Le Moulin de Vauboyen fait partie des nombreux joyaux de la Vallée de la Bièvre. C’est un lieu à la beauté discrète, où le temps semble suspendu. Après 15 ans d’abandon, il vient d’achever la première étape de sa mue grâce à une procédure ad hoc d’appel à manifestation d’intérêt. La société Primaveras Campus (gestionnaire des lieux pour les 40 prochaines années) et la scop fair architectes ont imaginé, avec mesure, sa transformation en un centre de séminaires de formation professionnelle paisible : le “Campus du Sens au Travail”.
Le CAUE 91 a visité les lieux en avril 2024.
Le “Campus du Sens au Travail” se situe à deux minutes à pied de la gare de RER (ligne C Massy-Versailles, arrêt Vauboyen), la déconnexion est pourtant complète.
Passant une porte-charretière, on découvre un ancien moulin-ferme, sa cour pavée et son charmant jardin au bord de l’eau. La structure des lieux date du 15ème siècle, époque où le moulin fut édifié dans une boucle de la Bièvre.
L’activité du moulin a cessé et la roue a aujourd’hui disparu. Le site a néanmoins connu une seconde vie, particulièrement riche, dont subsistent encore quelques traces. Des vitraux de Jacques Villon dans l’ancienne grange transformée en chapelle, ou encore une céramique de Jean Lurçat sur les murs des bâtisses rappellent que le moulin fut transformé à partir des années 1960 en résidence d’artistes par un éditeur et amateur d’art réputé, Pierre de Tartas, tombé amoureux des lieux. Foujita, Braque, Chagall, Dufy, et bien d’autres, sont venus se ressourcer ici à la recherche du fil ténu de l’inspiration.

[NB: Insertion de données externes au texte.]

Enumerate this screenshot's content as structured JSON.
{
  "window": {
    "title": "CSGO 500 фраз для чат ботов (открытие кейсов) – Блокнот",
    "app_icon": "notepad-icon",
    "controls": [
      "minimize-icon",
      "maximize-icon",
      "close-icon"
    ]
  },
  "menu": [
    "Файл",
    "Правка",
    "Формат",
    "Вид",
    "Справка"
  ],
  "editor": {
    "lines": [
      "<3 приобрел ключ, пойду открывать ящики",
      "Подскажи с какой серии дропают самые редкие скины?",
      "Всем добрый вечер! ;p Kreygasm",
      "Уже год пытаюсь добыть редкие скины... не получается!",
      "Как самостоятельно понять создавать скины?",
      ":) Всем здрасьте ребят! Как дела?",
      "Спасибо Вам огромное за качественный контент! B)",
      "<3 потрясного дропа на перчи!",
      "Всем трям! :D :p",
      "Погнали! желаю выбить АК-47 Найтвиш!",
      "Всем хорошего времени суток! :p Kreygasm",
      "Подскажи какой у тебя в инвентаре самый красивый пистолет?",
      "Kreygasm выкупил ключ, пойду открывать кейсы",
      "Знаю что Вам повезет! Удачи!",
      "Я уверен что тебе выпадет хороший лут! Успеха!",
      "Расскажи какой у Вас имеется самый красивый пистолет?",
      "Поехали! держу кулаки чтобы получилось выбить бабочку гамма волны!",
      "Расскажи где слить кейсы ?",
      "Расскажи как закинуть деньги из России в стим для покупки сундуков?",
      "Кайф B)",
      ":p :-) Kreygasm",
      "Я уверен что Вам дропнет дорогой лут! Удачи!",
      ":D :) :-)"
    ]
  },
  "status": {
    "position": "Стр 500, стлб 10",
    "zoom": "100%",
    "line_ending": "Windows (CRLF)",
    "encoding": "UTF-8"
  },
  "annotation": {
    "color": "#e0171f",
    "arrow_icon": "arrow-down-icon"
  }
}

On comprend aisément l’attachement de la commune à ce lieu qu’elle acquiert en mauvais état en 2011 dans l’espoir de lui donner un nouveau souffle. En mai 2016, elle lance donc un AMI pour “identifier un projet d'avenir” pour le moulin. La consultation est ouverte aux investisseurs “présentant de solides garanties en matière de réalisation et de gestion d'équipement à vocation touristique, de loisirs, culturelle et de valorisation patrimoniale au sens large”. Le projet du “Campus du Sens au Travail” est retenu par la commune car il s’inscrit dans la préservation du site et de ses qualités.
Nous avons pu visiter le premier bâtiment réhabilité.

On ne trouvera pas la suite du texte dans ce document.